The open flame version uses 4 TEG pads mounted between two huge aluminum heatsinks. The top heatsink, on the “cold” side of the pad, has a fan that blows cool air down onto the heatsink, and the electronics to convert the small voltage from the TEG pads into the 12 volts that are supplied from the charging cord. The bottom heatsink is in direct contact with the flame, and since the pads can take temps up to 842 degrees, you can actually use this device with a gasoline or propane flame.
The Rocket Stove doesn’t have to worry about heating it up too much, even with a raging fire in the chamber, so as you can see from the pictures, I used available material on the ground to seal the sides up some to prevent hot air from escaping the fins of the heat sink. It may look silly, and I have no idea if those little yellow fruits are edible, but they made a big difference in how much wattage I could get from the Devil Watt.
Most of the Tegmart products are made for woodstoves, and they did send me the 15 watt woodstove version which I will test when I get to that cookstove that I turned you guys onto several months ago. It will be cool to see if I can get the 15 watts from it while cooking, canning, or whatever.

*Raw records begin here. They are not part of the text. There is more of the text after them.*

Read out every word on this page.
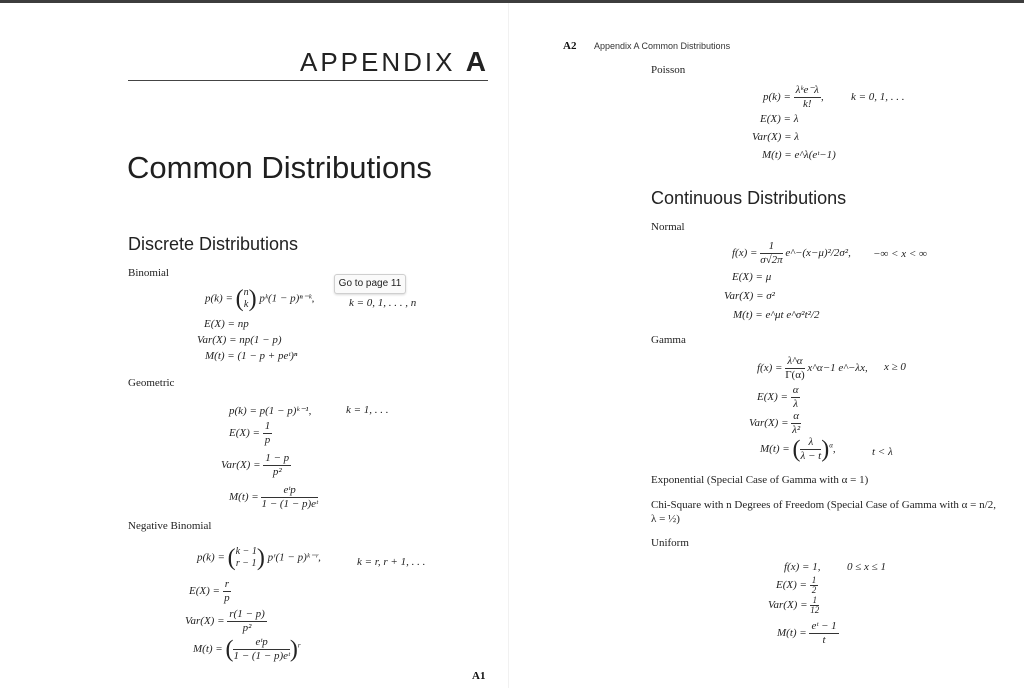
APPENDIX A
Common Distributions
Discrete Distributions
Go to page 11
Binomial
p(k) = ( n
k ) pᵏ(1 − p)ⁿ⁻ᵏ,	k = 0, 1, . . . , n
E(X) = np
Var(X) = np(1 − p)
M(t) = (1 − p + peᵗ)ⁿ
Geometric
p(k) = p(1 − p)ᵏ⁻¹,	k = 1, . . .
$E(X) = \frac{1}{p}$
$Var(X) = \frac{1 - p}{\text{p²}}$
M(t) =
eᵗp
1 − (1 − p)eᵗ
Negative Binomial
p(k) = ( k − 1
r − 1 ) pʳ(1 − p)ᵏ⁻ʳ,	k = r, r + 1, . . .
$E(X) = \frac{r}{p}$
$Var(X) = \frac{r(1 - p)}{\text{p²}}$
M(t) = (	eᵗp
1 − (1 − p)eᵗ )$^r$
A1
A2 Appendix A Common Distributions
Poisson
p(k) =
λᵏe⁻λ
k!
, k = 0, 1, . . .
E(X) = λ
Var(X) = λ
M(t) = e^λ(eᵗ−1)
Continuous Distributions
Normal
$f(x) = \frac{1}{\sigma√2\pi}$ e^−(x−μ)²/2σ², −∞ < x < ∞
E(X) = μ
Var(X) = σ²
M(t) = e^μt e^σ²t²/2
Gamma
$f(x) = \frac{\lambda\^{}\alpha}{\Gamma(\alpha)}$ x^α−1 e^−λx, x ≥ 0
$E(X) = \frac{\alpha}{\lambda}$
$Var(X) = \frac{\alpha}{\text{λ²}}$
M(t) = ( $\frac{\lambda}{\lambda - t} )^\alpha$,	t < λ
Exponential (Special Case of Gamma with α = 1)
Chi-Square with n Degrees of Freedom (Special Case of Gamma with α = n/2,
λ = ½)
Uniform
f(x) = 1, 0 ≤ x ≤ 1
$E(X) = \frac{1}{2}$
$Var(X) = \frac{1}{12}$
$M(t) = \frac{\text{eᵗ − 1}}{t}$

The power chart that comes with the Devil Watt shows that this model peaks out at about 13.5 watts at 725 degrees, with a heat source 100 degrees hotter.
From there you can go up to 100 watts with the Devil Watt products. The 10 watt is currently $234 on the Tegmart website, and for a Rocket Stove you don’t need more than that. I haven’t seen the Devil Watt products any cheaper through their Ebay store or other places online FYI. They are a small company and the best you’ll do is to buy them direct. The 100 watt is currently $725, which is a great buy if you heat with wood anyway. It could also be used with that Military H-45 gasoline/diesel urban survival stove that I reviewed before last winter as well. Both that stove and almost any woodstove produce way more heat than you need to survive, and these thermoelectric heatsinks allow you to save that energy for use on other things like lighting and communications.
Note that Tegmart also has a lantern coming out in October. I wanted to get this article out as quickly as possible, because their products are just that good. Both of these 15 watt generators came with two fully fireproofed charging cords, one with both a 12v and 5v jack, and one to hook directly to a battery or charge controller. All of the components on the Tegmart products are heavy and rugged. If you are serious about TEG power, I don’t think you need to look any further.